Pacific Stock Exchange
The first U.S. stock exchange to demutualize, in 1999, the Pacific Stock Exchange was a regional stock exchange located in San Francisco, California. It was acquired by the owner of the ArcaEx, Archipelago Holdings, on Sept. 27, 2005, which in turn was bought by the New York Stock Exchange.
History[edit]
The Pacific Stock Exchange was founded in 1882 as the San Francisco Stock and Bond Exchange, just seven years before the Los Angeles Oil Exchange was founded. In 1957 the two exchanges merged to form the Pacific Coast Stock Exchange. However, trading floors were maintained in both cities. A name change to the Pacific Stock Exchange took place in 1973. Options trading began three years later. In 1997 the word "Stock" was dropped from the Pacific Stock Exchange name.

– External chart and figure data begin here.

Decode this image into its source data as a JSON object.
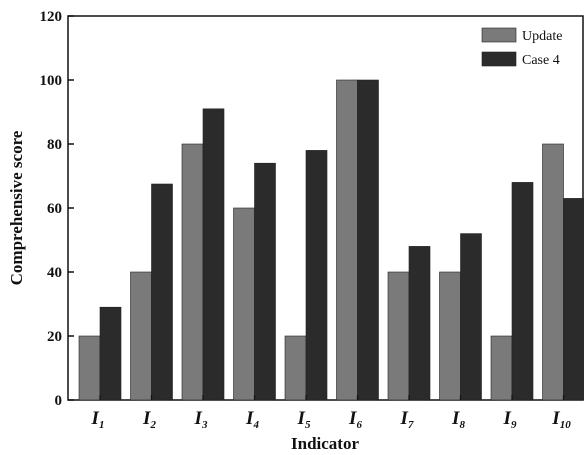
{
  "chart_data": {
    "type": "bar",
    "xlabel": "Indicator",
    "ylabel": "Comprehensive score",
    "ylim": [
      0,
      120
    ],
    "yticks": [
      "0",
      "20",
      "40",
      "60",
      "80",
      "100",
      "120"
    ],
    "categories": [
      {
        "base": "I",
        "sub": "1"
      },
      {
        "base": "I",
        "sub": "2"
      },
      {
        "base": "I",
        "sub": "3"
      },
      {
        "base": "I",
        "sub": "4"
      },
      {
        "base": "I",
        "sub": "5"
      },
      {
        "base": "I",
        "sub": "6"
      },
      {
        "base": "I",
        "sub": "7"
      },
      {
        "base": "I",
        "sub": "8"
      },
      {
        "base": "I",
        "sub": "9"
      },
      {
        "base": "I",
        "sub": "10"
      }
    ],
    "series": [
      {
        "name": "Update",
        "color": "#7a7a7a",
        "values": [
          20,
          40,
          80,
          60,
          20,
          100,
          40,
          40,
          20,
          80
        ]
      },
      {
        "name": "Case 4",
        "color": "#2b2b2b",
        "values": [
          29,
          67.5,
          91,
          74,
          78,
          100,
          48,
          52,
          68,
          63
        ]
      }
    ],
    "legend_position": "top-right",
    "grid": false
  }
}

By 1999 roughly five percent of the 17.5 million shares traded daily on the exchange involved personal contact between a buyer and seller on the exchange floor as markets became substantially more electronic in nature.[1]
In 2001 the Los Angeles trading floor was closed, and in 2002 the San Francisco trading floor closed as well.
Pacific Exchange equities trading now takes place exclusively through NYSE Arca (formerly known as ArcaEx), an electronic communications network (ECN). Its former trading floor on the corner of Sansome and Pine Street in San Francisco's financial district was sold to private developers and converted into a fitness club. This real estate conversion also occurred in Chicago when Chicago Mercantile Exchange moved from its quarters at 444 West Jackson Boulevard to Wacker Drive.
In 2003 the Pacific Exchange launched PCX Plus, an electronic options trading platform.
On September 27, 2005, the Pacific Exchange was bought by the owner of the ArcaEx, Archipelago Holdings, which in turn was bought by the New York Stock Exchange in 2006. The New York Stock Exchange Group, Inc., now NYSE Euronext, conducts no business operations under the name Pacific Exchange, essentially ending its separate identity.